Editorial Gazeta do Povo
O conselheiro de Segurança Nacional da Casa Branca, Jake Sullivan, em foto de dezembro de 2023: EUA esperarão até abril para decidir se restabelecerão sanções ao setor de petróleo da Venezuela
Ninguém que tenha os dois pés na realidade espera que as eleições presidenciais venezuelanas de 2024 sejam livres e justas. O ditador Nicolás Maduro já conseguiu que a principal candidata da oposição, María Corina Machado, permaneça impedida de concorrer, e agora o chavismo corre para realizar as eleições o mais cedo possível para resolver logo a questão. No entanto, mesmo que o ditador já tenha dado inúmeras demonstrações de que o acordo assinado em Barbados, em outubro do ano passado, era apenas uma de suas chicanas para ganhar tempo, os norte-americanos ainda hesitam em fazer o certo e não deixar que Maduro continue se beneficiando de contrapartidas oferecidas por algo que o caudilho bolivariano não entregou.
Nesta quarta-feira, o assessor de Segurança Nacional da Casa Branca, Jake Sullivan, afirmou que o governo norte-americano esperará até abril para decidir o que fazer. “Essa decisão dependerá do que o presidente venezuelano, Nicolás Maduro, fizer até lá para cumprir seu compromisso de realizar eleições livres e justas este ano”, disse Sullivan, acrescentando que “as licenças que concedemos para o alívio das sanções expiram em abril. Nesse momento, veremos em que pé estamos com relação ao regime de Maduro e se ele está cumprindo seus compromissos, e então tomaremos nossas decisões sobre como proceder a partir daí”. Sullivan, na verdade, estava apenas repetindo o que o porta-voz do Departamento de Estado, Matthew Miller, havia dito no fim de janeiro ao afirmar que “o alívio para os setores de petróleo e gás da Venezuela será renovado em abril somente se os representantes de Maduro cumprirem seus compromissos”.

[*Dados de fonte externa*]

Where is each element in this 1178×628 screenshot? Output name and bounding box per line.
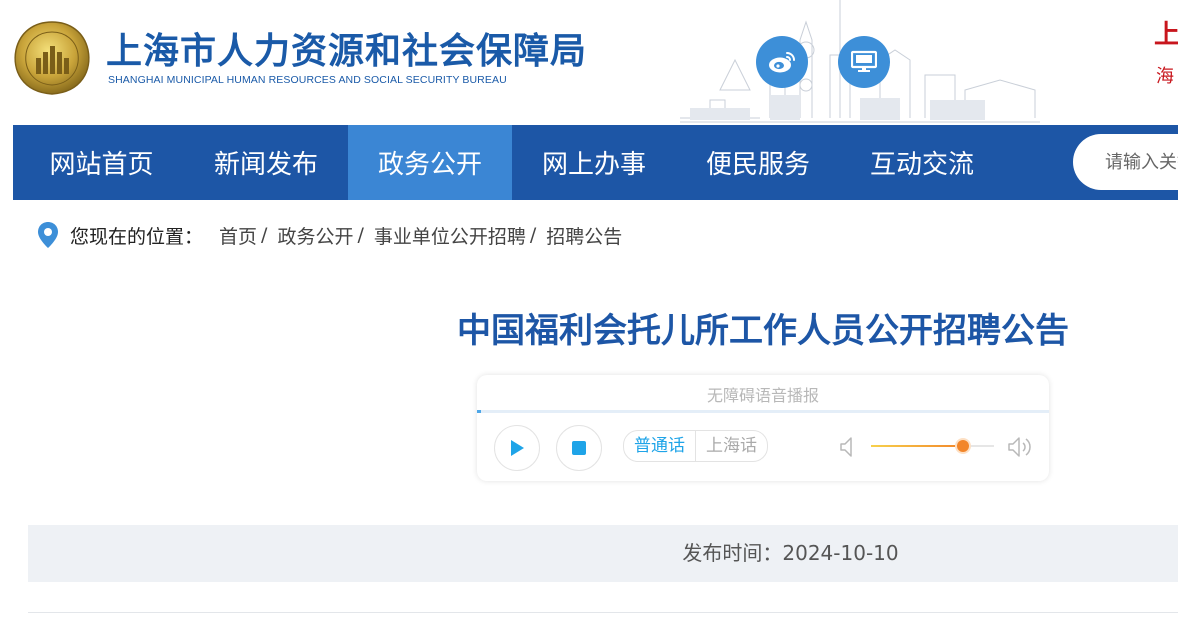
search-box bbox=[1073, 134, 1178, 190]
breadcrumb-separator: / bbox=[529, 224, 537, 246]
nav-public-services[interactable]: 便民服务 bbox=[676, 125, 840, 200]
bureau-emblem-icon bbox=[14, 21, 90, 95]
breadcrumb-separator: / bbox=[261, 224, 268, 246]
article-meta-bar: 发布时间：2024-10-10 bbox=[28, 525, 1178, 582]
play-icon bbox=[511, 440, 524, 456]
monitor-icon bbox=[851, 50, 877, 72]
mandarin-option[interactable]: 普通话 bbox=[624, 431, 695, 461]
site-subtitle: SHANGHAI MUNICIPAL HUMAN RESOURCES AND S… bbox=[108, 74, 507, 86]
location-pin-icon bbox=[38, 222, 58, 248]
volume-high-icon[interactable] bbox=[1007, 435, 1035, 459]
volume-slider[interactable] bbox=[871, 440, 994, 452]
weibo-button[interactable] bbox=[756, 36, 808, 88]
weibo-icon bbox=[769, 52, 795, 73]
corner-title-fragment: 上 bbox=[1154, 20, 1178, 50]
audio-player: 无障碍语音播报 普通话 上海话 bbox=[477, 375, 1049, 481]
corner-subtitle-fragment: 海 bbox=[1156, 66, 1174, 87]
breadcrumb: 您现在的位置： 首页 / 政务公开 / 事业单位公开招聘 / 招聘公告 bbox=[36, 218, 622, 252]
audio-player-title: 无障碍语音播报 bbox=[706, 386, 819, 405]
breadcrumb-label: 您现在的位置： bbox=[70, 225, 204, 248]
breadcrumb-home[interactable]: 首页 bbox=[219, 222, 257, 249]
audio-progress-track[interactable] bbox=[477, 410, 1049, 413]
dialect-toggle: 普通话 上海话 bbox=[623, 430, 768, 462]
publish-time: 发布时间：2024-10-10 bbox=[682, 541, 899, 565]
monitor-button[interactable] bbox=[838, 36, 890, 88]
nav-gov-affairs[interactable]: 政务公开 bbox=[348, 125, 512, 200]
stop-icon bbox=[572, 441, 586, 455]
site-header: 上海市人力资源和社会保障局 SHANGHAI MUNICIPAL HUMAN R… bbox=[0, 0, 1178, 125]
nav-online-services[interactable]: 网上办事 bbox=[512, 125, 676, 200]
volume-knob[interactable] bbox=[957, 440, 970, 452]
nav-interaction[interactable]: 互动交流 bbox=[840, 125, 1004, 200]
audio-progress-indicator bbox=[477, 410, 481, 413]
shanghainese-option[interactable]: 上海话 bbox=[695, 431, 767, 461]
breadcrumb-announcement[interactable]: 招聘公告 bbox=[546, 222, 622, 249]
search-input[interactable] bbox=[1103, 150, 1178, 174]
breadcrumb-recruitment[interactable]: 事业单位公开招聘 bbox=[374, 222, 526, 249]
nav-news[interactable]: 新闻发布 bbox=[184, 125, 348, 200]
nav-home[interactable]: 网站首页 bbox=[13, 125, 190, 200]
divider bbox=[28, 612, 1178, 613]
main-nav: 网站首页 新闻发布 政务公开 网上办事 便民服务 互动交流 bbox=[13, 125, 1178, 200]
volume-fill bbox=[871, 445, 964, 447]
volume-low-icon[interactable] bbox=[839, 435, 857, 459]
stop-button[interactable] bbox=[556, 425, 602, 471]
breadcrumb-separator: / bbox=[357, 224, 364, 246]
play-button[interactable] bbox=[494, 425, 540, 471]
site-title[interactable]: 上海市人力资源和社会保障局 bbox=[106, 22, 587, 74]
breadcrumb-gov-affairs[interactable]: 政务公开 bbox=[277, 222, 353, 249]
article-title: 中国福利会托儿所工作人员公开招聘公告 bbox=[457, 311, 1069, 351]
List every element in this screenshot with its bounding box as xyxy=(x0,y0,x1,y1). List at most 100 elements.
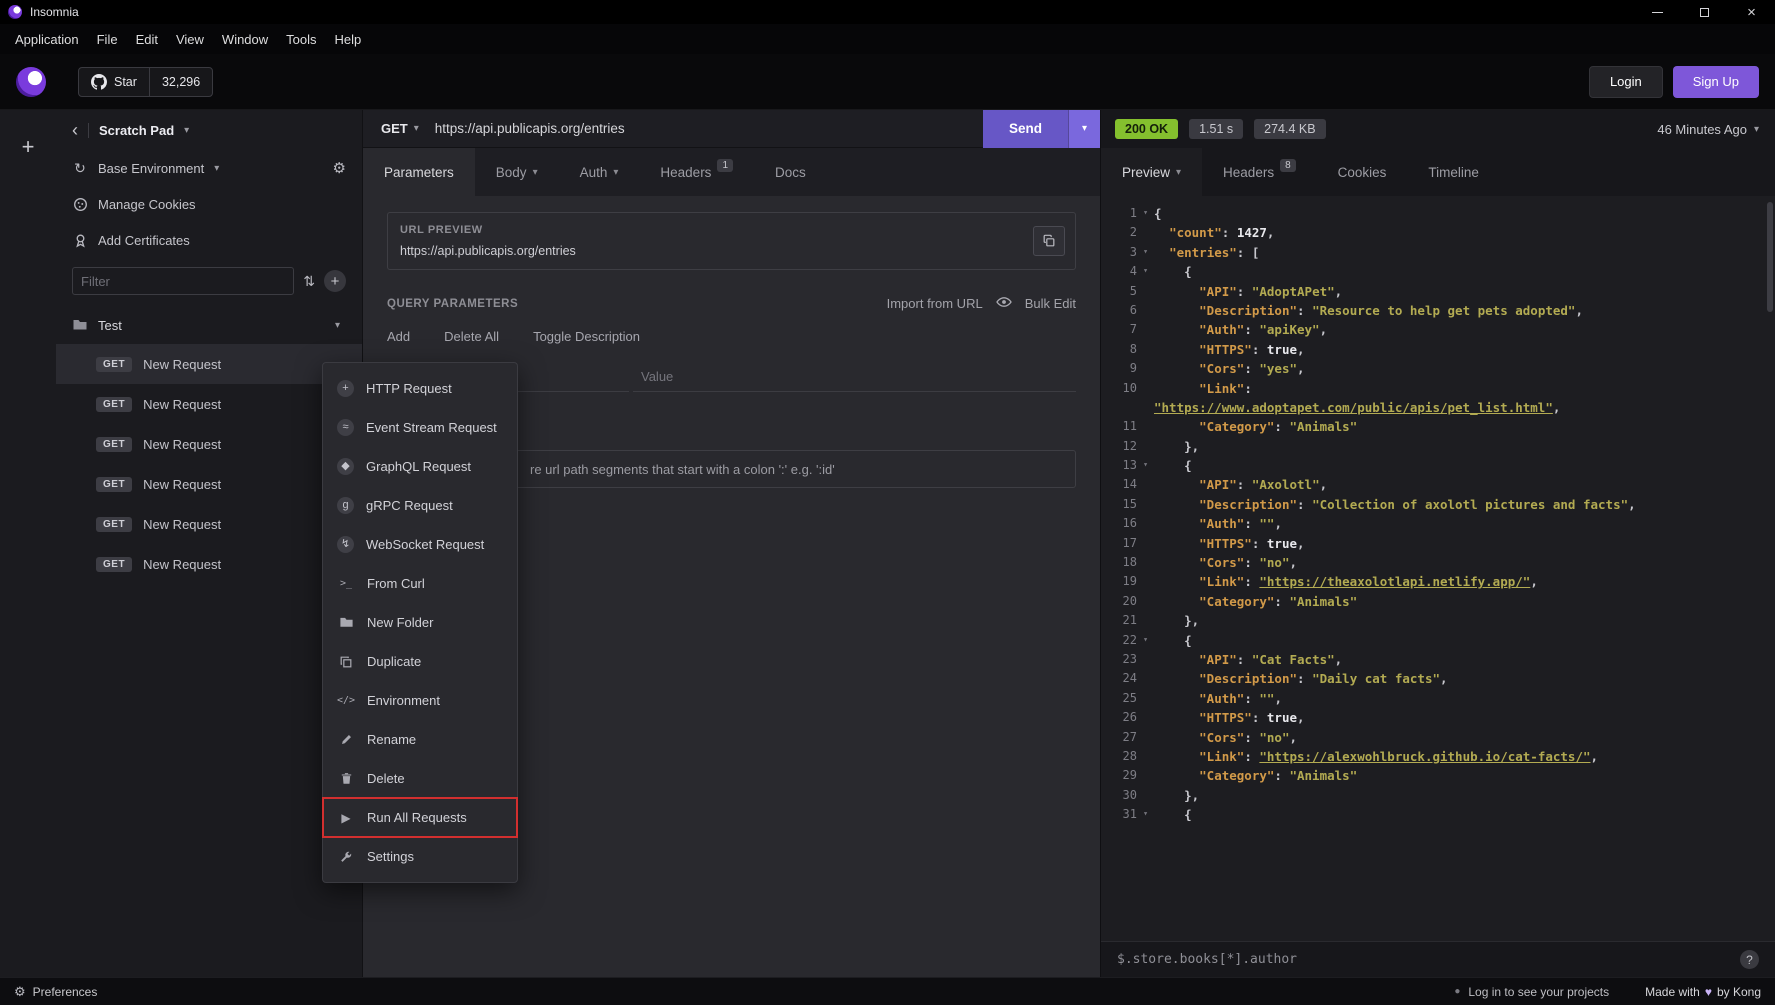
fold-gap xyxy=(1137,495,1154,514)
url-input[interactable]: https://api.publicapis.org/entries xyxy=(435,121,625,136)
request-list-item[interactable]: GET New Request xyxy=(56,544,362,584)
context-menu-item-grpc-request[interactable]: g gRPC Request xyxy=(323,486,517,525)
send-button[interactable]: Send xyxy=(982,109,1068,148)
delete-all-button[interactable]: Delete All xyxy=(444,329,499,344)
bulk-edit-button[interactable]: Bulk Edit xyxy=(1025,296,1076,311)
tab-headers[interactable]: Headers 8 xyxy=(1202,148,1317,196)
minimize-button[interactable] xyxy=(1634,0,1681,24)
chevron-down-icon: ▾ xyxy=(1753,123,1759,135)
context-menu-item-rename[interactable]: Rename xyxy=(323,720,517,759)
request-list-item[interactable]: GET New Request xyxy=(56,464,362,504)
menu-item-file[interactable]: File xyxy=(88,28,127,51)
scrollbar-thumb[interactable] xyxy=(1767,202,1773,312)
sort-icon[interactable]: ⇅ xyxy=(303,273,315,290)
line-number: 12 xyxy=(1122,438,1137,453)
menu-item-help[interactable]: Help xyxy=(326,28,371,51)
request-name: New Request xyxy=(143,396,222,412)
manage-cookies-row[interactable]: Manage Cookies xyxy=(56,186,362,222)
line-number: 28 xyxy=(1122,748,1137,763)
maximize-button[interactable] xyxy=(1681,0,1728,24)
menu-item-tools[interactable]: Tools xyxy=(277,28,325,51)
gear-icon[interactable]: ⚙ xyxy=(333,159,346,177)
tab-headers[interactable]: Headers 1 xyxy=(639,148,754,196)
fold-icon[interactable]: ▾ xyxy=(1137,631,1154,650)
tab-preview[interactable]: Preview ▾ xyxy=(1101,148,1203,196)
chevron-down-icon[interactable]: ▾ xyxy=(335,320,340,331)
context-menu-item-new-folder[interactable]: New Folder xyxy=(323,603,517,642)
toggle-description-button[interactable]: Toggle Description xyxy=(533,329,640,344)
line-number: 17 xyxy=(1122,535,1137,550)
context-menu-item-duplicate[interactable]: Duplicate xyxy=(323,642,517,681)
menu-item-window[interactable]: Window xyxy=(213,28,277,51)
method-dropdown[interactable]: GET ▾ xyxy=(381,121,419,136)
json-link[interactable]: "https://www.adoptapet.com/public/apis/p… xyxy=(1154,400,1553,415)
code-text: "Link": "https://alexwohlbruck.github.io… xyxy=(1199,748,1599,764)
line-number: 21 xyxy=(1122,613,1137,628)
fold-icon[interactable]: ▾ xyxy=(1137,262,1154,281)
context-menu-item-environment[interactable]: </> Environment xyxy=(323,681,517,720)
workspace-name[interactable]: Scratch Pad xyxy=(99,123,174,138)
rename-icon xyxy=(337,733,355,746)
fold-icon[interactable]: ▾ xyxy=(1137,204,1154,223)
code-line: 6 "Description": "Resource to help get p… xyxy=(1101,301,1775,320)
code-text: "API": "Axolotl", xyxy=(1199,477,1328,493)
response-age-label: 46 Minutes Ago xyxy=(1657,121,1747,137)
send-options-button[interactable]: ▾ xyxy=(1067,109,1100,148)
context-menu-item-http-request[interactable]: + HTTP Request xyxy=(323,369,517,408)
context-menu-item-from-curl[interactable]: >_ From Curl xyxy=(323,564,517,603)
request-list-item[interactable]: GET New Request xyxy=(56,424,362,464)
scrollbar[interactable] xyxy=(1765,196,1775,941)
close-button[interactable]: × xyxy=(1728,0,1775,24)
json-link[interactable]: "https://alexwohlbruck.github.io/cat-fac… xyxy=(1259,749,1590,764)
method-badge: GET xyxy=(96,356,133,372)
filter-bar: ⇅ + xyxy=(56,258,362,306)
request-list-item[interactable]: GET New Request xyxy=(56,504,362,544)
github-star-button[interactable]: Star xyxy=(79,68,149,96)
tab-body[interactable]: Body ▾ xyxy=(475,148,559,196)
preferences-button[interactable]: ⚙ Preferences xyxy=(14,984,97,1000)
folder-row-test[interactable]: Test ▾ xyxy=(56,306,362,344)
json-link[interactable]: "https://theaxolotlapi.netlify.app/" xyxy=(1259,574,1530,589)
back-chevron-icon[interactable]: ‹ xyxy=(72,121,78,139)
context-menu-item-run-all-requests[interactable]: ▶ Run All Requests xyxy=(322,797,518,838)
fold-icon[interactable]: ▾ xyxy=(1137,243,1154,262)
menu-item-application[interactable]: Application xyxy=(6,28,88,51)
request-list-item[interactable]: GET New Request xyxy=(56,384,362,424)
tab-timeline[interactable]: Timeline xyxy=(1407,148,1500,196)
context-menu-item-settings[interactable]: Settings xyxy=(323,837,517,876)
github-star-widget[interactable]: Star 32,296 xyxy=(78,66,214,97)
base-environment-row[interactable]: ↻ Base Environment ▾ ⚙ xyxy=(56,150,362,186)
tab-cookies[interactable]: Cookies xyxy=(1317,148,1408,196)
context-menu-item-delete[interactable]: Delete xyxy=(323,759,517,798)
menu-item-view[interactable]: View xyxy=(167,28,213,51)
filter-input[interactable] xyxy=(72,267,295,295)
add-workspace-button[interactable]: + xyxy=(22,136,35,977)
menu-item-edit[interactable]: Edit xyxy=(127,28,167,51)
chevron-down-icon[interactable]: ▾ xyxy=(184,125,189,136)
context-menu-item-graphql-request[interactable]: ◆ GraphQL Request xyxy=(323,447,517,486)
star-count[interactable]: 32,296 xyxy=(150,68,212,96)
copy-button[interactable] xyxy=(1033,226,1065,256)
tab-parameters[interactable]: Parameters xyxy=(363,148,475,196)
add-button[interactable]: Add xyxy=(387,329,410,344)
eye-icon[interactable] xyxy=(995,294,1012,313)
response-history-dropdown[interactable]: 46 Minutes Ago ▾ xyxy=(1657,122,1759,137)
login-hint[interactable]: ● Log in to see your projects xyxy=(1454,985,1609,999)
import-from-url-button[interactable]: Import from URL xyxy=(887,296,983,311)
add-certificates-row[interactable]: Add Certificates xyxy=(56,222,362,258)
help-icon[interactable]: ? xyxy=(1740,950,1759,969)
context-menu-item-websocket-request[interactable]: ↯ WebSocket Request xyxy=(323,525,517,564)
jsonpath-filter-input[interactable] xyxy=(1117,952,1740,967)
fold-icon[interactable]: ▾ xyxy=(1137,456,1154,475)
login-button[interactable]: Login xyxy=(1588,65,1663,98)
add-request-button[interactable]: + xyxy=(324,270,346,292)
param-value-input[interactable] xyxy=(633,362,1076,392)
request-list-item[interactable]: GET New Request xyxy=(56,344,362,384)
fold-icon[interactable]: ▾ xyxy=(1137,805,1154,824)
context-menu-item-event-stream-request[interactable]: ≈ Event Stream Request xyxy=(323,408,517,447)
tab-auth[interactable]: Auth ▾ xyxy=(559,148,640,196)
line-number: 1 xyxy=(1129,206,1137,220)
fold-gap xyxy=(1137,534,1154,553)
tab-docs[interactable]: Docs xyxy=(754,148,827,196)
signup-button[interactable]: Sign Up xyxy=(1672,65,1759,98)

Este apego aos prazos não tem lógica alguma. Primeiro, porque Maduro já não merece nenhum voto de confiança: ele não fez nenhum movimento no sentido de permitir eleições livres e limpas, e em vez disso trabalha ativamente para sufocar a oposição, por meio de decisões de um Judiciário totalmente aparelhado. Segundo, porque os Estados Unidos até responderam à confirmação da inabilitação de María Corina, mas restabeleceram apenas as sanções sobre o setor de ouro. Ora, se a medida norte-americana é um reconhecimento de que Maduro não cumpriu sua parte do acordo, que sentido faria esperar até abril para retomar todas as sanções, deixando intacto até lá o setor de petróleo, muito mais importante para a economia venezuelana?
A confirmação do veto ao nome de María Corina como candidata legítima da oposição despertou reação em outros países – o Brasil de Lula, vergonhosamente, preferiu criticar a retomada parcial das sanções norte-americanas –, blocos e organizações internacionais. O Parlamento Europeu, por exemplo, prometeu não reconhecer o resultado da eleição caso María Corina não possa concorrer. No entanto, é preciso lembrar que a União Europeia (da qual o Parlamento Europeu é o braço legislativo) já abandonou os líderes democráticos venezuelanos uma vez: a UE chegou a reconhecer Juan Guaidó como presidente legítimo da Venezuela em 2019, mas retirou esse reconhecimento em 2021, após os deputados eleitos para a Assembleia Nacional em 2015 prorrogarem os próprios mandatos em resposta a uma eleição legislativa fraudulenta que teve “vitória” chavista.
Eis o drama da população venezuelana: desarmada e enfraquecida, ela depende da pressão internacional para que Maduro comece a agir em sentido contrário ao seu impulso de consolidar o próprio poder. As democracias do Ocidente, no entanto, agem com hesitação, enquanto as autocracias mundo afora não pensam duas vezes antes de ajudarem-se umas às outras, inclusive trabalhando para contornar sanções econômicas. Maduro já quebrou o acordo de Barbados, e cada dia em que a Casa Branca permita ao setor petrolífero venezuelano seguir fazendo negócios com os Estados Unidos é um dia em que a ditadura se fortalece. Nesse ritmo, os chavistas poderão descrever suas eleições da mesma forma como os russos se referiram ao próprio pleito presidencial, marcado para março: uma “burocracia cara” com vencedor pré-definido.